I saw others with a similar issue. using ffmpeg to transcode ts files to mkv leads to some weird looking video. Choppy may not be the right word, but I almost get a headache looking at it. Like frames are dropped.
I presume it has to do with de-interlacing. Has anyone had experience?
What kind of show are you watching? It’s likely that you’re dealing with interlacing artifacts, or the possibility that it’s changing the frame rate.
While someone could give you FFMPEG advice, I’ll toss out the concepts I’d use in handbrake for 1080i:
For live stuff, like Sports, news, game shows, live events, etc, set up Handbrake to use Yadif deinterlacing of type Bob, with default detection. You should be able to leave the frame rate at “Same as source” and set it up for a constant frame rate, not variable. You can probably safely resize it to 1280x720. That should do a frame-doubling, and will finish with a very smooth 59.94 frames per second.
For filmed stuff, like movies and most TV shows, set Handbrake to Decomb deinterlacing, type Default,. detection Default. Also, set Detelecine to default. As before, you can probably reduce the size to 1280 (the vertical size may be different than 720 if the film is cropped). You can also keep constant frame rate, same as source. It should finish with a frame rate of 23.976 (23.98 in Windows 10) and should not look choppy. Sometimes their detection is wrong, and it’ll choose 29.97 frames per second. You can double-check the video frame-by-frame in VLC. If every 5th frame is repeated, that’s film, and it just didn’t detect properly. You’ll need to manually set the frame rate to 23.976, and try again.
I rarely encode directly with FFMPEG, but that should give you some direction if you want to try some experimentation with your deinterlacing, resizing, and frame rate techniques.

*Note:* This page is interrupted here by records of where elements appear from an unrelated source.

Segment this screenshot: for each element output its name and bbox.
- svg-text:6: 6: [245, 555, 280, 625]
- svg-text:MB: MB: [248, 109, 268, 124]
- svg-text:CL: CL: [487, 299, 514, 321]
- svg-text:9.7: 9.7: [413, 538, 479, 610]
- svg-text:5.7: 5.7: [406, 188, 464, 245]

(I’m sure someone else will reply with far more detail than me and correct like three errors I made!)
Thank you for the response. I’ve got the transcoding automated in my post processing script. It seems the 1080i stuff is what really ends up looking lousy.
I will give handbrake Cli some consideration. I use ffmpeg to extract closed captions and convert to srts. I can just have handbrake add it into the mkv as I did with ffmpeg.
I’ve always used the 720p30 HB setting, changing the video rate to same as source. I can just do the same here.